I’d say that the EPL deal will prove to be a bargain if they market it right (and avoid any tape delays a la the Olympics). The US has a growing soccer interest and MLS average attendances now surpass the NHL and NBA. The EPL is a different breed of sport for North America, the closest comparison has to be MLB where the equity between teams tends to be a bit of a joke, but the league thrives on perennial strong teams like the Yankees (the ones other teams and fans love to hate). The EPL has no concept of balance, yet it is the most popular league in the world. It’s fast, intense, and features many of the biggest names in the sport. No playoffs, no draft, no video review – things that all NA leagues rely on, and except for a rather odd experiment back in the early ’90s no cheerleaders.

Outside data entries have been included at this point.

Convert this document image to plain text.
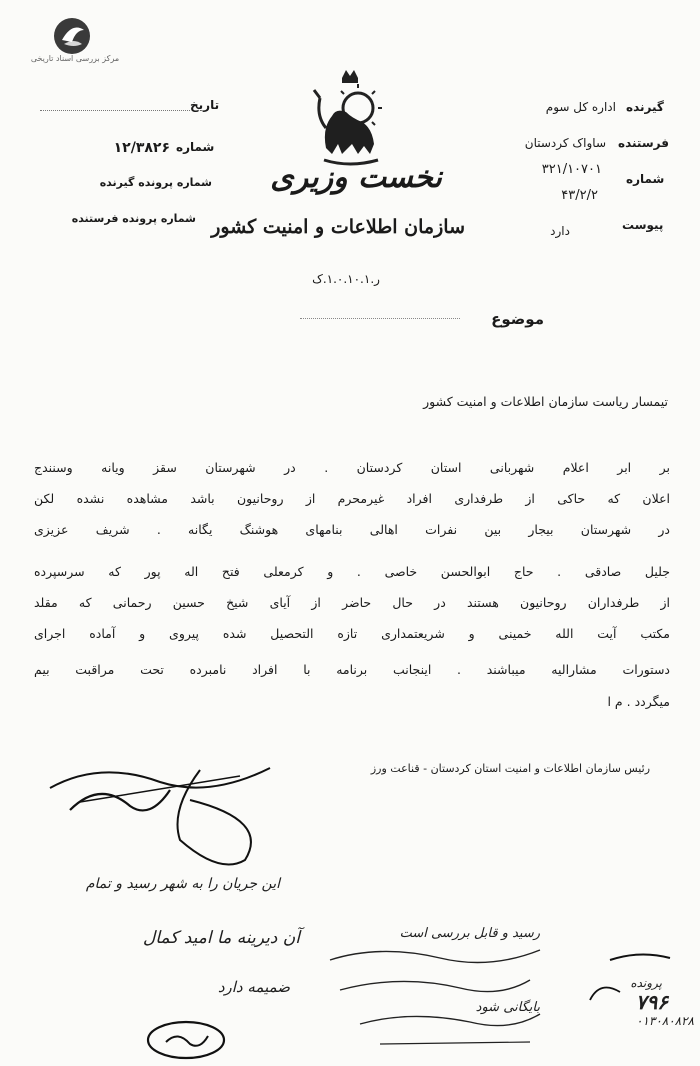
مرکز بررسی اسناد تاریخی
گیرنده
اداره کل سوم
فرستنده
ساواک کردستان
شماره
۳۲۱/۱۰۷۰۱
۴۳/۲/۲
پیوست
دارد
تاریخ
شماره
۱۲/۳۸۲۶
شماره پرونده گیرنده
شماره پرونده فرستنده
نخست وزیری
سازمان اطلاعات و امنیت کشور
ر.۱.۰.۱۰.۱.ک
موضوع
تیمسار ریاست سازمان اطلاعات و امنیت کشور
بر ابر اعلام شهربانی استان کردستان . در شهرستان سقز ویانه وسنندج
اعلان که حاکی از طرفداری افراد غیرمحرم از روحانیون باشد مشاهده نشده لکن
در شهرستان بیجار بین نفرات اهالی بنامهای هوشنگ یگانه . شریف عزیزی
جلیل صادقی . حاج ابوالحسن خاصی . و کرمعلی فتح اله پور که سرسپرده
از طرفداران روحانیون هستند در حال حاضر از آیای شیخ حسین رحمانی که مقلد
مکتب آیت الله خمینی و شریعتمداری تازه التحصیل شده پیروی و آماده اجرای
دستورات مشارالیه میباشند . اینجانب برنامه با افراد نامبرده تحت مراقبت بیم
میگردد . م ا
رئیس سازمان اطلاعات و امنیت استان کردستان - قناعت ورز
این جریان را به شهر رسید و تمام
آن دیرینه ما امید کمال
ضمیمه دارد
رسید و قابل بررسی است
بایگانی شود	۷۹۶
پرونده
۰۱۳۰۸۰۸۲۸
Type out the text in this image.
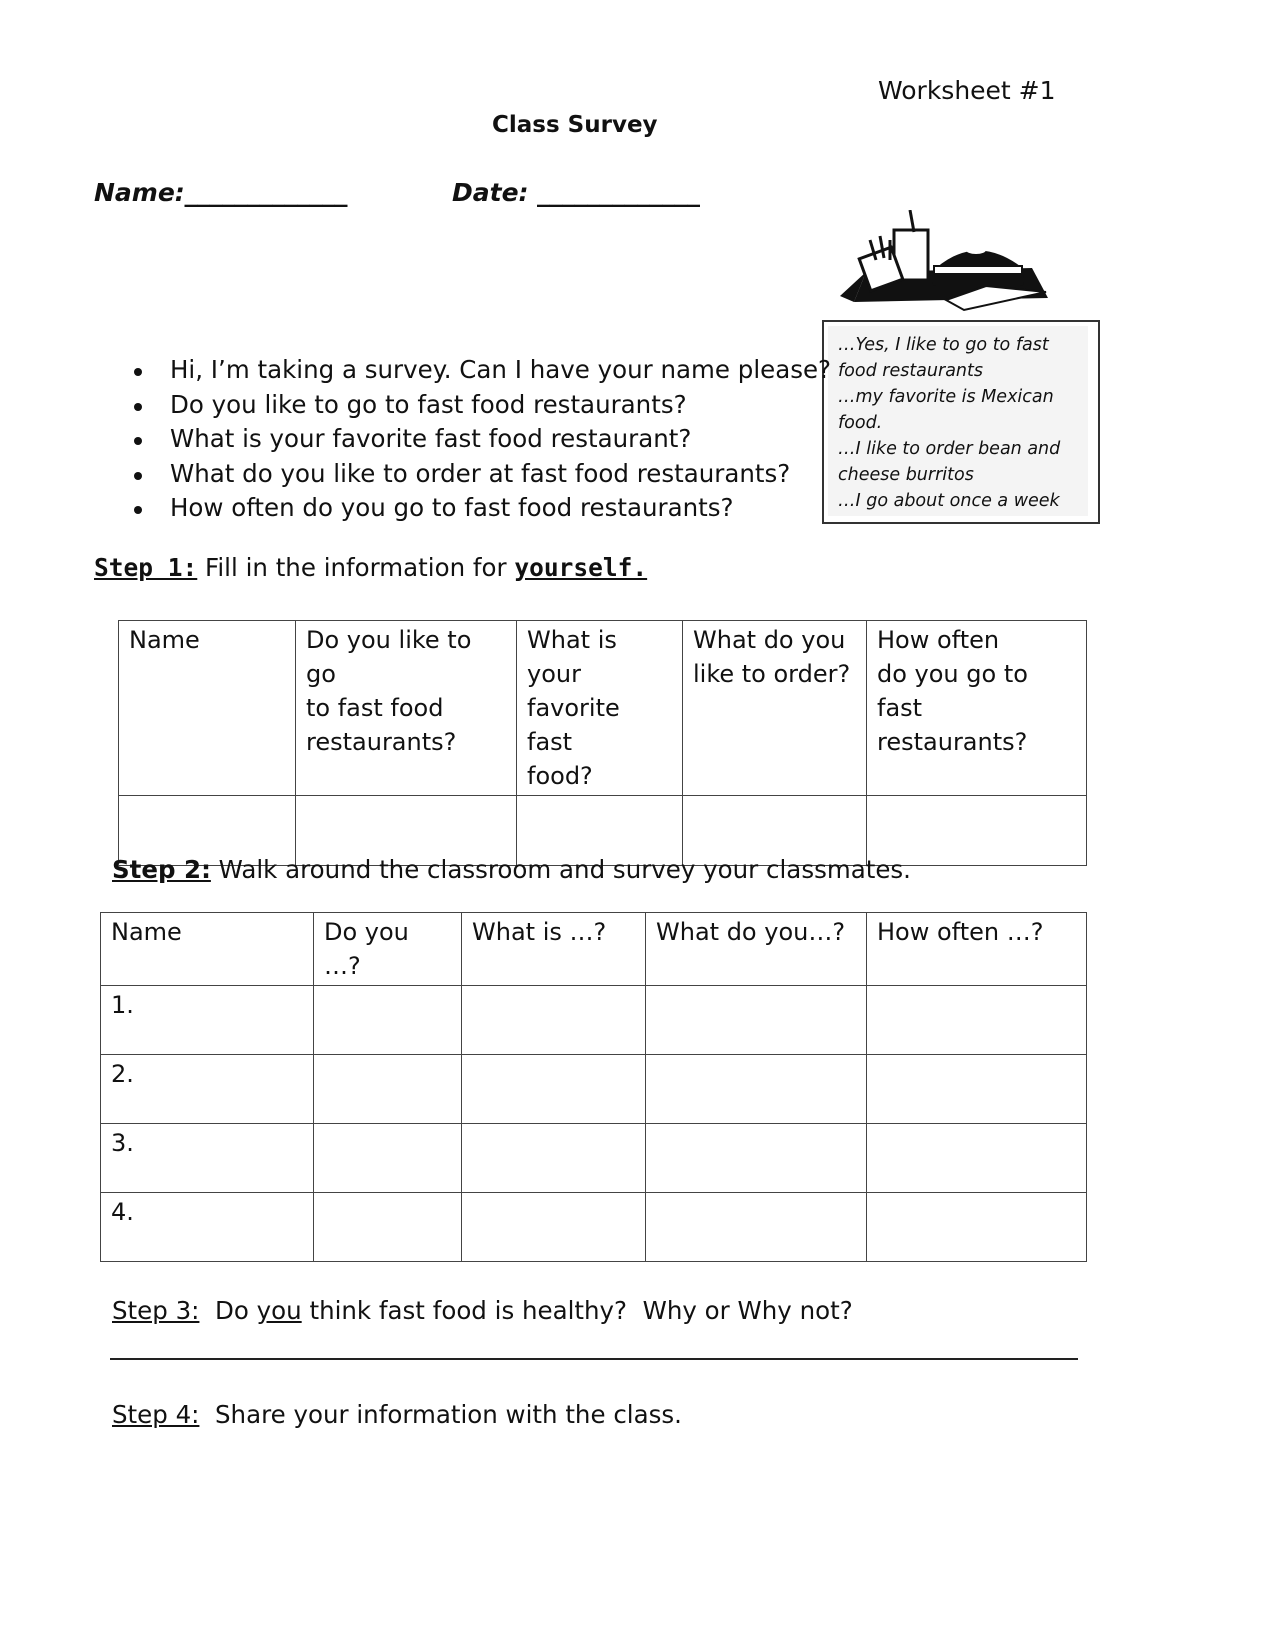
Worksheet #1
Class Survey
Name:_____________	Date: _____________
…Yes, I like to go to fast
food restaurants
…my favorite is Mexican
food.
…I like to order bean and
cheese burritos
…I go about once a week
Hi, I’m taking a survey. Can I have your name please?
Do you like to go to fast food restaurants?
What is your favorite fast food restaurant?
What do you like to order at fast food restaurants?
How often do you go to fast food restaurants?
Step 1: Fill in the information for yourself.
Name	Do you like to go
to fast food
restaurants?	What is your
favorite fast
food?	What do you
like to order?	How often
do you go to fast
restaurants?

Step 2: Walk around the classroom and survey your classmates.
Name	Do you …?	What is …?	What do you…?	How often …?
1.				
2.				
3.				
4.				
Step 3:  Do you think fast food is healthy?  Why or Why not?
Step 4:  Share your information with the class.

The biggest barrier to the EPL in North America is simply the geography. Tape delay is soooo 20th c., but England is 5 hours ahead of the East coast and 8 ahead of the Pacific. The afternoon games in England then become early morning matches – something I’m all too familiar with, but that doesn’t make for the most sociable viewing. The global reach of the European leagues has already put pressure on some of the smaller leagues to adjust their schedule. Teams in Spain have complained that the games have shifted to accommodate broadcast schedules in Asia. North America simply doesn’t have the weight to shift the EPL – consider the size of the new BSkyB contract for the EPL broadcast rights in England are worth $4.86 billion (yeah dollars, not pounds). Suddenly $83 million doesn’t seem so big anymore.

Oh and just a reminder, the NHL is fighting over a total revenue base of $3.3 billion.